Liz presste ihr Kuscheltier fest an sich. „Danke, ich werde kommen.“

„Vielen Dank“, sagte die Hausangestellte, dann herrschte Stille. Das Licht, das durch das Fenster fiel, hatte bereits an Helligkeit verloren. Wie lange hatte sie geschlafen? Liz legte ihren I-Aah zur Seite, stand auf, gähnte und ging zum Lichtschalter. Sie betätigte ihn und sofort glomm das Licht der zwei Kristalllampen an den Wänden auf. Dann trat sie zu ihrem Koffer und hob ihn mit einem Ächzen auf ihr Bett. Sie öffnete den Reißverschluss ihres neuen Koffers und klappte den blauen Deckel auf.

Ihre Gedanken wanderten ein paar Tage zurück zu Adrians Anwesen.

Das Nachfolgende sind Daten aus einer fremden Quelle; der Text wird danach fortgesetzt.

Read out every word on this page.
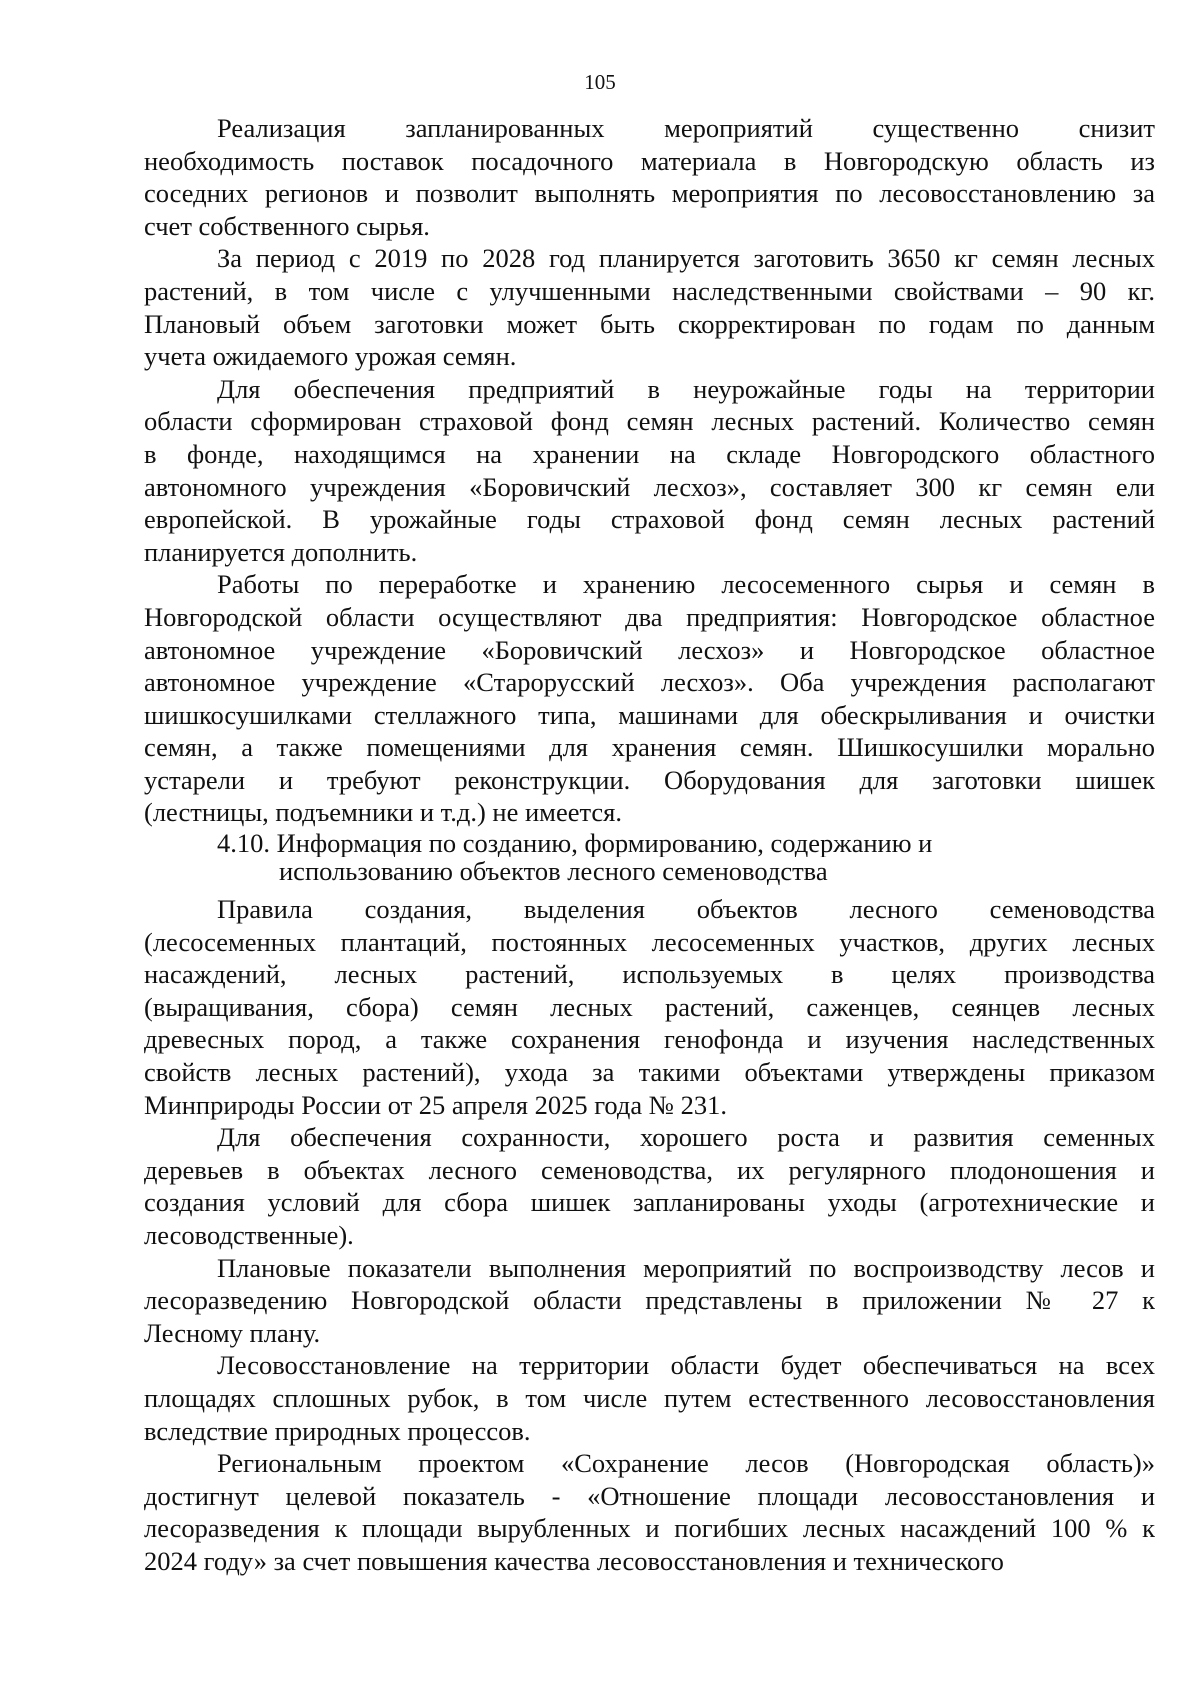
105
Реализация запланированных мероприятий существенно снизит
необходимость поставок посадочного материала в Новгородскую область из
соседних регионов и позволит выполнять мероприятия по лесовосстановлению за
счет собственного сырья.
За период с 2019 по 2028 год планируется заготовить 3650 кг семян лесных
растений, в том числе с улучшенными наследственными свойствами – 90 кг.
Плановый объем заготовки может быть скорректирован по годам по данным
учета ожидаемого урожая семян.
Для обеспечения предприятий в неурожайные годы на территории
области сформирован страховой фонд семян лесных растений. Количество семян
в фонде, находящимся на хранении на складе Новгородского областного
автономного учреждения «Боровичский лесхоз», составляет 300 кг семян ели
европейской. В урожайные годы страховой фонд семян лесных растений
планируется дополнить.
Работы по переработке и хранению лесосеменного сырья и семян в
Новгородской области осуществляют два предприятия: Новгородское областное
автономное учреждение «Боровичский лесхоз» и Новгородское областное
автономное учреждение «Старорусский лесхоз». Оба учреждения располагают
шишкосушилками стеллажного типа, машинами для обескрыливания и очистки
семян, а также помещениями для хранения семян. Шишкосушилки морально
устарели и требуют реконструкции. Оборудования для заготовки шишек
(лестницы, подъемники и т.д.) не имеется.
4.10. Информация по созданию, формированию, содержанию и
использованию объектов лесного семеноводства
Правила создания, выделения объектов лесного семеноводства
(лесосеменных плантаций, постоянных лесосеменных участков, других лесных
насаждений, лесных растений, используемых в целях производства
(выращивания, сбора) семян лесных растений, саженцев, сеянцев лесных
древесных пород, а также сохранения генофонда и изучения наследственных
свойств лесных растений), ухода за такими объектами утверждены приказом
Минприроды России от 25 апреля 2025 года № 231.
Для обеспечения сохранности, хорошего роста и развития семенных
деревьев в объектах лесного семеноводства, их регулярного плодоношения и
создания условий для сбора шишек запланированы уходы (агротехнические и
лесоводственные).
Плановые показатели выполнения мероприятий по воспроизводству лесов и
лесоразведению Новгородской области представлены в приложении № 27 к
Лесному плану.
Лесовосстановление на территории области будет обеспечиваться на всех
площадях сплошных рубок, в том числе путем естественного лесовосстановления
вследствие природных процессов.
Региональным проектом «Сохранение лесов (Новгородская область)»
достигнут целевой показатель - «Отношение площади лесовосстановления и
лесоразведения к площади вырубленных и погибших лесных насаждений 100 % к
2024 году» за счет повышения качества лесовосстановления и технического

So ganz war ihr immer noch nicht klar, wie Evelin und Madeleine es geschafft hatten, den nicht gerade unauffälligen Koffer in Adrians Anwesen zu schmuggeln, ohne dass die Männer es mitbekamen. Nachdem die Master einstimmig gegen ihre Idee gewesen waren, bei ihrem Vater zu spionieren, war ihr klar geworden, dass sie ihr Vorhaben ohne deren Hilfe umsetzen musste. Liz hatte sich schon gedacht, dass Adrian, Falco, Patrick und Henry nicht vorhatten, sie in Gefahr zu bringen. Doch seitdem die Nachricht bei ihnen eingetroffen war, dass Liz’ Vater die Passwörter der Loge verwaltete, konnte sie an nichts anderes mehr denken. Die Bestätigung, dass er wirklich der schrecklichen Organisation angehörte, hatte sie tief getroffen.

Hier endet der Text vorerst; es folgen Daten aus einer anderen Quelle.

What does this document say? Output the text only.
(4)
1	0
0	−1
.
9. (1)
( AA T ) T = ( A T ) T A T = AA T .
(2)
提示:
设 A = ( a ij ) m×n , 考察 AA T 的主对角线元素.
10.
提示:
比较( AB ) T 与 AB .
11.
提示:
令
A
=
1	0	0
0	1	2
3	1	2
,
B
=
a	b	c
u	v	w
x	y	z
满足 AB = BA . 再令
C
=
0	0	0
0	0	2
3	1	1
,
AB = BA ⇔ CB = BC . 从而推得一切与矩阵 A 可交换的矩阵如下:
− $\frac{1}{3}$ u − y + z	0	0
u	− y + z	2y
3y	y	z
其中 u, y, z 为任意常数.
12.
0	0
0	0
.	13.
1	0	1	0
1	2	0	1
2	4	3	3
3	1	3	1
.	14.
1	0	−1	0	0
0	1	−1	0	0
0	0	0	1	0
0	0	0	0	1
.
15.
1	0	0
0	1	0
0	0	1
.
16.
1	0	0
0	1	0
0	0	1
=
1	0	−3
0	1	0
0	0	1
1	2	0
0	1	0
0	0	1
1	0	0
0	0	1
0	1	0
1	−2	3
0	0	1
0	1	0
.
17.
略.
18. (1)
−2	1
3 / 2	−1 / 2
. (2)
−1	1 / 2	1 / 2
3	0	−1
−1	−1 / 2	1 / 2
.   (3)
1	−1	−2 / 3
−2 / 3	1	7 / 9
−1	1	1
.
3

Dann kam der Streit mit Henry. Sie hatte noch einmal versucht, ihn dazu zu überreden, sie zu ihrem Vater zurückgehen zu lassen, um an das benötigte Passwort zu gelangen, schließlich würde sie ohne Probleme zu ihm zurückkehren können. Doch er hatte sich geweigert und ihr nicht einmal mehr zugehört. Sie wusste, er kämpfte schon lange mit der Furcht, sie zu verlieren, und so erlebte Liz zum ersten Mal, dass Henry ihr aus dem Weg ging.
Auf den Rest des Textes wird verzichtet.